Albanian politician (1947–2021)

Kolë Berisha (Kola Beriša; 26 October 1947 – 29 August 2021) was a politician who served as the Chair of Assembly of Kosovo from March 2006 to 2007. Berisha was also a deputy leader of the Democratic League of Kosovo. He had entered the political scene after a successful career in education in Klina, his hometown.

He had a law degree from the University of Pristina.

Berisha also wrote poetry.

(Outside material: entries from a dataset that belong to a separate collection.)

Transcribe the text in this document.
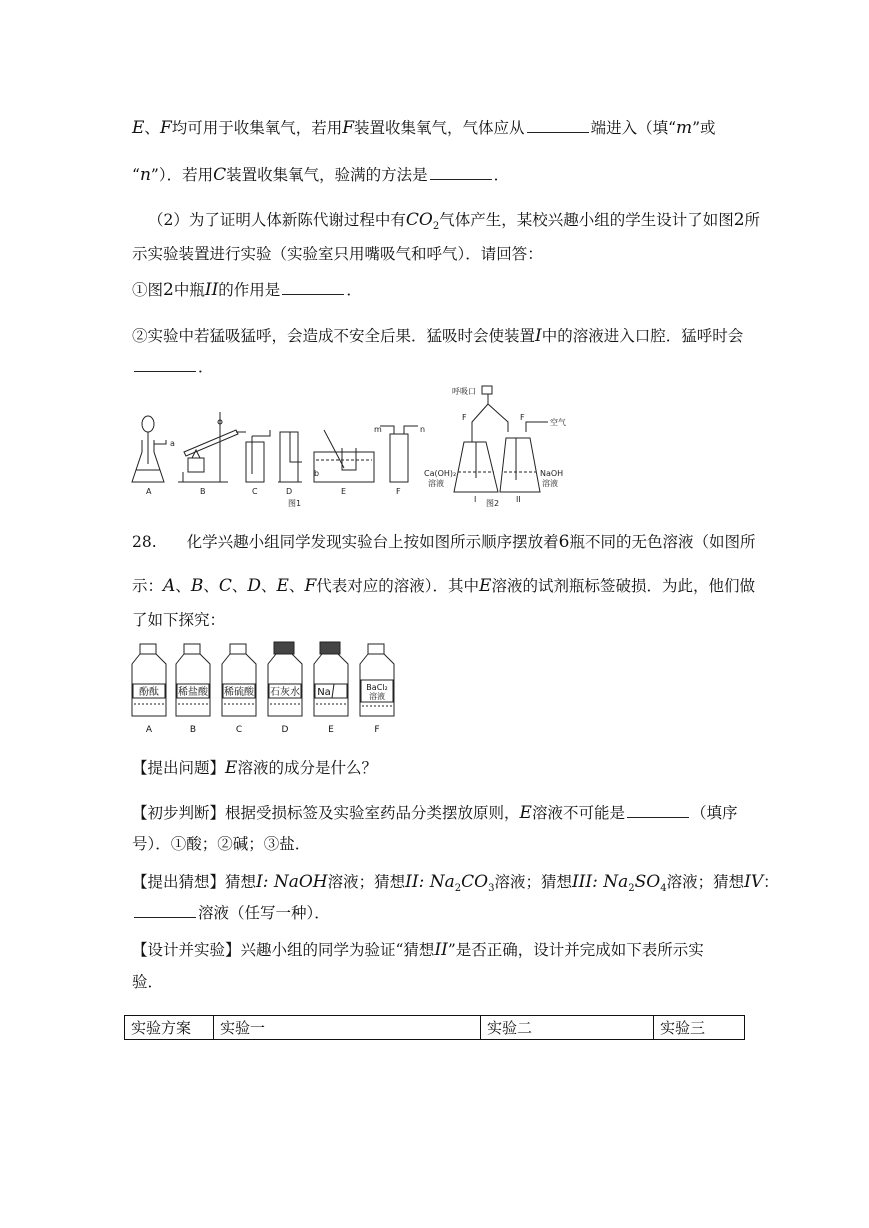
E、F均可用于收集氧气，若用F装置收集氧气，气体应从	端进入（填“m”或
“n”）．若用C装置收集氧气，验满的方法是	．
（2）为了证明人体新陈代谢过程中有$CO_2$气体产生，某校兴趣小组的学生设计了如图2所
示实验装置进行实验（实验室只用嘴吸气和呼气）．请回答：
①图2中瓶II的作用是	．
②实验中若猛吸猛呼，会造成不安全后果．猛吸时会使装置I中的溶液进入口腔．猛呼时会
．
A	B	C	D	E	F
a
b
m	n
图1
呼吸口
F	F
空气
Ca(OH)₂
溶液
NaOH
溶液
I	II
图2
28. 化学兴趣小组同学发现实验台上按如图所示顺序摆放着6瓶不同的无色溶液（如图所
示：A、B、C、D、E、F代表对应的溶液）．其中E溶液的试剂瓶标签破损．为此，他们做
了如下探究：
酚酞
A
稀盐酸
B
稀硫酸
C
石灰水
D
Na
E
BaCl₂
溶液
F
【提出问题】E溶液的成分是什么？
【初步判断】根据受损标签及实验室药品分类摆放原则，E溶液不可能是	（填序
号）．①酸；②碱；③盐．
【提出猜想】猜想I: NaOH溶液；猜想II: $Na_2CO_3$溶液；猜想III: $Na_2SO_4$溶液；猜想IV：
溶液（任写一种）．
【设计并实验】兴趣小组的同学为验证“猜想II”是否正确，设计并完成如下表所示实
验．
实验方案	实验一	实验二	实验三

In 1983, in the literary competition of Podgorica's literary magazine "Time", he won the second reward for the story "Rrëfimi i thjeshtë". He also wrote articles on politics and published 2 books: "Ditari i një izolanti" and "Kosova plagë që pikon". Kolë Berisha was married and had two children. He died in August 2021 at the age of 73.